Uber Files : La France insoumise veut une Commission d’enquête parlementaire

Les députés du parti de gauche radicale La France insoumise ont annoncé mardi leur volonté de déposer « une proposition de résolution qui vise à la création d’une commission d’enquête sur la question des Uber Files ».

Euractiv France
“C’est un sujet crucial au niveau européen, par le biais de la directive sur les travailleurs des plateformes, mais personne en France n’en parle”, ajoute une source proche du dossier à l’Assemblée nationale. [CHRISTOPHE PETIT TESSON/EPA-EFE]

Les députés du parti de gauche radicale La France insoumise ont annoncé mardi (20 septembre), lors d’une conférence de presse marquant la rentrée parlementaire, leur volonté de déposer « une proposition de résolution qui vise à la création d’une commission d’enquête sur la question des Uber Files ».

Cette proposition de résolution, qui sera déposée dans le cadre de la niche parlementaire de l’intergroupe NUPES le 24 novembre prochain, aura vocation à « enquêter sur les méthodes de lobbying d’Uber en France et mieux comprendre comment Emmanuel Macron, alors ministre de l’Economie, a facilité l’implantation de la firme américaine en France » entre 2014 et 2016, a expliqué la députée LFI Danielle Simonnet, en charge de ce texte, à EURACTIV.
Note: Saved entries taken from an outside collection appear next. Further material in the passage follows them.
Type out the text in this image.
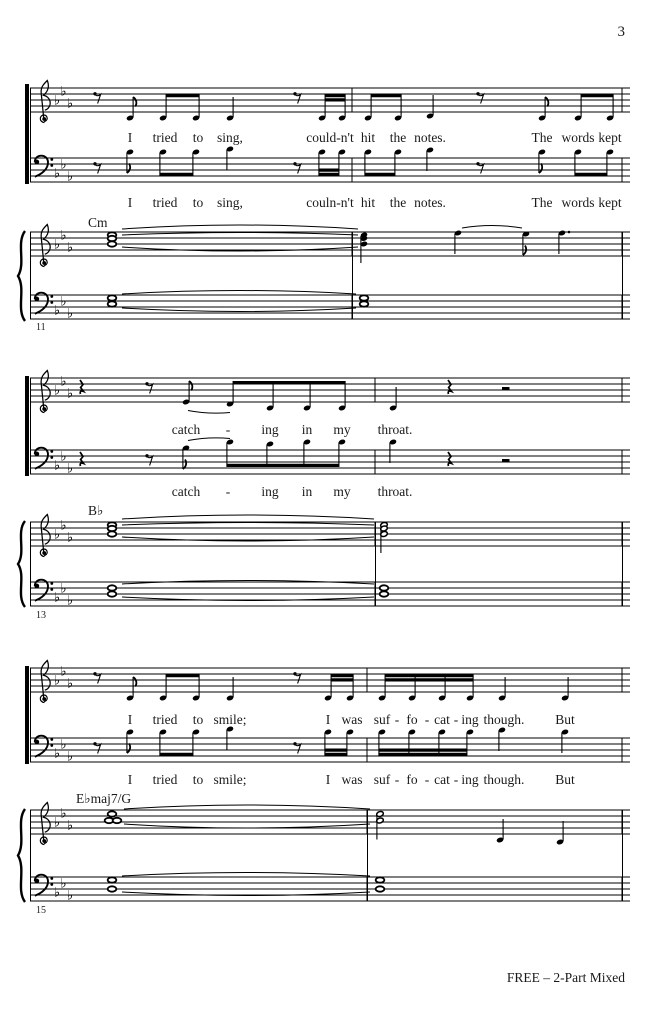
3
♭
♭
♭
I tried to sing,	could-n't hit the notes.	The words kept
♭
♭
♭
I tried to sing,	couln-n't hit the notes.	The words kept
Cm
♭
♭
♭
♭
♭
♭
11
♭
♭
♭
catch - ing in my throat.
♭
♭
♭
catch - ing in my throat.
B♭
♭
♭
♭
♭
♭
♭
13
♭
♭
♭
I tried to smile;	I was suf - fo - cat - ing though. But
♭
♭
♭
I tried to smile;	I was suf - fo - cat - ing though. But
E♭maj7/G
♭
♭
♭
♭
♭
♭
15
FREE – 2-Part Mixed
Le but est double, selon la députée : « chercher à plus de transparence dans les interactions entre lobbies et décideurs publics, potentiellement par une révision de la loi Sapin II » et permettre d’ouvrir un débat sur « l’ubérisation de l’économie » et le statut « précaire » des travailleurs des plateformes.

« C’est un sujet crucial au niveau européen, par le biais de la directive sur les travailleurs des plateformes, mais personne en France n’en parle », ajoute une source proche du dossier à l’Assemblée nationale.

Un sujet ancré dans des débats européens

En effet, l’annonce de cette proposition de résolution qui, si elle est adoptée, permettrait la constitution d’une commission d’enquête, s’ancre dans un débat européen plus large autour du statut salarial des travailleurs des plateformes.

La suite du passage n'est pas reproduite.